Bu arada köprünün altından çok sular aktı. Bugün gelinen noktada hendek kazan teröristlere 'arkadaşlar' diyen, SİHA'lar neden terörist öldürüyor diye soran, HDP ile ittifak yapan bir CHP var karşımızda. Ve o CHP'nin temsilcileri gittikleri her şehit cenazesinde tepki görüyorlar. Gönderdikleri çelenkler yerlere atılıyor, şehit yakınları taziyelerini reddediyor, şehidin mahallesinin sakinleri CHP'li yetkililerin taziyeye gelmesine razı gelmiyorlar. Dikkat edelim; bu tepkileri bindirilmiş kıtalar göstermiyor. Bizzat şehitlerin yakınları, eşleri, dostları, akrabaları CHP'lilere 'siz gelmeyin' diyor.

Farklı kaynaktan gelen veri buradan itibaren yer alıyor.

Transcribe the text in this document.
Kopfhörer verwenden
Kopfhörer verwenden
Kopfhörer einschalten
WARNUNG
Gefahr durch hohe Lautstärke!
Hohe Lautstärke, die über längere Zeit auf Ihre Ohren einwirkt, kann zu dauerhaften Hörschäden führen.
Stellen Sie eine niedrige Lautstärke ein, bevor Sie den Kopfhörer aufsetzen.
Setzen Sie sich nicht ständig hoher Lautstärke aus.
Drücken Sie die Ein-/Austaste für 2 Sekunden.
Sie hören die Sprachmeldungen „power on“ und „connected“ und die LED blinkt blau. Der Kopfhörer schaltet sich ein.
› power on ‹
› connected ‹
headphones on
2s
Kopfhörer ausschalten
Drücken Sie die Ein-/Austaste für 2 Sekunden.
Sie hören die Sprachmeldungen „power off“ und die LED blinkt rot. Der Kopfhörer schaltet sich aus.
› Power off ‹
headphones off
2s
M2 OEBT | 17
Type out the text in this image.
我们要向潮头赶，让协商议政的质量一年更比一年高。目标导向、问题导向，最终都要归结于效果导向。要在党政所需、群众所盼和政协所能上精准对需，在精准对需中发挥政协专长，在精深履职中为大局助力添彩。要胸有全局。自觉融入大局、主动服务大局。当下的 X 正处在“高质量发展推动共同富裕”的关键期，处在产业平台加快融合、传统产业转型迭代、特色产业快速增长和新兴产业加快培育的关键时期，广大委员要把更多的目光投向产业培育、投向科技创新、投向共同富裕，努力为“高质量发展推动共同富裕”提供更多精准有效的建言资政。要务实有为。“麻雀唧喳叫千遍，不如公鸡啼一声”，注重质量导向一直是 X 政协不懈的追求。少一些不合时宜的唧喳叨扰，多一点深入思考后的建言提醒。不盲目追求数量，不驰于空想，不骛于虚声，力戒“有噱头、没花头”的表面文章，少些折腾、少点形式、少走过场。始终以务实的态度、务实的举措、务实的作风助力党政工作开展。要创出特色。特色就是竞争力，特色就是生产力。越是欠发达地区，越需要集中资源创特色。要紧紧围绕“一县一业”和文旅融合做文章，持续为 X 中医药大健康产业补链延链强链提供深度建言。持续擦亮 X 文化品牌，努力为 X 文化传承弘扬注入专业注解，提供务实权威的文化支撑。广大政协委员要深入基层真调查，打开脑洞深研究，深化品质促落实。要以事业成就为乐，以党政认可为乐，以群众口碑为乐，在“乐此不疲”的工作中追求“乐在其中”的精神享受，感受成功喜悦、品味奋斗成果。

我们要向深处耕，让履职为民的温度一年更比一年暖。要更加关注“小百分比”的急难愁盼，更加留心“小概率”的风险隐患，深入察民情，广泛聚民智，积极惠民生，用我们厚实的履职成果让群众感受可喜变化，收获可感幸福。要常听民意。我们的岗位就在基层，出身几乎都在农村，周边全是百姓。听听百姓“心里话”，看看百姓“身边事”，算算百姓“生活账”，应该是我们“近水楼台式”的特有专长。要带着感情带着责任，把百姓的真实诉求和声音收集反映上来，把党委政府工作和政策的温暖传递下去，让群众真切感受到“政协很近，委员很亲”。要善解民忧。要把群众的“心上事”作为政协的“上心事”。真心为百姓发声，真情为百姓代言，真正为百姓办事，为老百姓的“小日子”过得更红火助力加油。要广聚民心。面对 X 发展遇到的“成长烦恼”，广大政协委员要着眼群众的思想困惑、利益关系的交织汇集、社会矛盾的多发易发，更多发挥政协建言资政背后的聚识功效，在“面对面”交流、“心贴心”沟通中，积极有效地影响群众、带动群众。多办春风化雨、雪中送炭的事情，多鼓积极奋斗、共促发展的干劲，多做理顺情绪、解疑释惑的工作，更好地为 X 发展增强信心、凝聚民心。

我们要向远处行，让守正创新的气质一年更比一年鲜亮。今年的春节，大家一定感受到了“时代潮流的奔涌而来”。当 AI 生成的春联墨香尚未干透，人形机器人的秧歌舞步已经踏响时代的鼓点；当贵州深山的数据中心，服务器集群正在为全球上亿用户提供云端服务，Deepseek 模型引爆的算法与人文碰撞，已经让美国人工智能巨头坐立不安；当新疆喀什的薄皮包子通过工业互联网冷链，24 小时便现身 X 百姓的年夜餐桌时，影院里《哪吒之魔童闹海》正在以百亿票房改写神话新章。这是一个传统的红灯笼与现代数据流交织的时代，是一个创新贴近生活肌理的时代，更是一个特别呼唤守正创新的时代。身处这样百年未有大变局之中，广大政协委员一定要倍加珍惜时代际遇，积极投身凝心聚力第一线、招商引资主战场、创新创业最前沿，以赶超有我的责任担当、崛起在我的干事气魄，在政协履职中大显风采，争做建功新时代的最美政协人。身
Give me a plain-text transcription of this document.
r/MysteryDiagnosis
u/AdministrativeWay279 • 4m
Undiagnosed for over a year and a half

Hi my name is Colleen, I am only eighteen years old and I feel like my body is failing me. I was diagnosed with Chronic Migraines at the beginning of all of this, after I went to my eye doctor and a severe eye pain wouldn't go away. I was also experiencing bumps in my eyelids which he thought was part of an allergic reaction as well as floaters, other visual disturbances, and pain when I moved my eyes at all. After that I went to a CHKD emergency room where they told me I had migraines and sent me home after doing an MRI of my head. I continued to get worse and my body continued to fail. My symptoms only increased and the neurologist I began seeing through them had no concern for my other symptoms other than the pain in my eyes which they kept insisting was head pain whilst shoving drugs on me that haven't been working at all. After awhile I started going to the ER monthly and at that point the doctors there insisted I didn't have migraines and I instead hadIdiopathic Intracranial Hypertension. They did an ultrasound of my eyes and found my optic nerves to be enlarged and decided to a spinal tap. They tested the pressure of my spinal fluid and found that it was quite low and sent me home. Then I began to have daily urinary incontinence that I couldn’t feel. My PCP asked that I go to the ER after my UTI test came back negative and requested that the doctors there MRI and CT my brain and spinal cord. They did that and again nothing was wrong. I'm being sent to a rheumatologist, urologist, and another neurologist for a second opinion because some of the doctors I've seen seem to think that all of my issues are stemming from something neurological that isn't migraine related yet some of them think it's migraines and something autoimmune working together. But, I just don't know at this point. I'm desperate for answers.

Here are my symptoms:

CHP'de birazcık aklı selim, sağduyu kaldıysa şapkasını önüne alıp bir düşünmesi gerekiyor. Kullanmayı pek sevdikleri o klişe fakat yanlış ifade ile soralım 'Cumhuriyet'i kuran parti' nasıl oluyor da şehit cenazesinde yuhalanıyor?' Acaba bunu düşünecek, yüksek sesle sorgulayacak bir vatansever Kemalist kalmadı mı CHP'de?
Hepsinin mi sesi kesildi, hepsi mi genel merkezin disiplin tedbirlerinden korkuyor?
Biz bu soruları sorarken medya CHP ile HDP'nin yerel seçimlerde yapacakları ittifakın çerçevesinin netleşmeye başladığına dair haberler veriyor. HDP kazanma şansı olmayan büyük şehirlerde CHP'yi koşulsuz destekleyecekmiş. Tıpkı 24 Haziran seçimlerinde PKK destekçilerinin yere göğe sığdıramadıkları Demirtaş'a değil Muharrem İnce'ye oy vermesi gibi, yerel seçimlerde İstanbul ve Ankara'da HDP adayını değil CHP adayını destekleyeceklermiş.
Belli mi olur İYİ Parti de HDP gibi CHP adayını desteklerse belki seçim kazanırız diye umutlanıyorlar. Garip, gerçekten çok garip...
Şimdiden söyleyelim; evdeki hesap çarşıya uymaz. HDP desteği ile seçim kazanılmaz. Ama böyle giderse daha çok tepki görürler şehit yakınları tarafından.
Yarın bir gün sokağa çıkamaz hale gelirlerse kabahati kimsede değil kendilerinde arasınlar.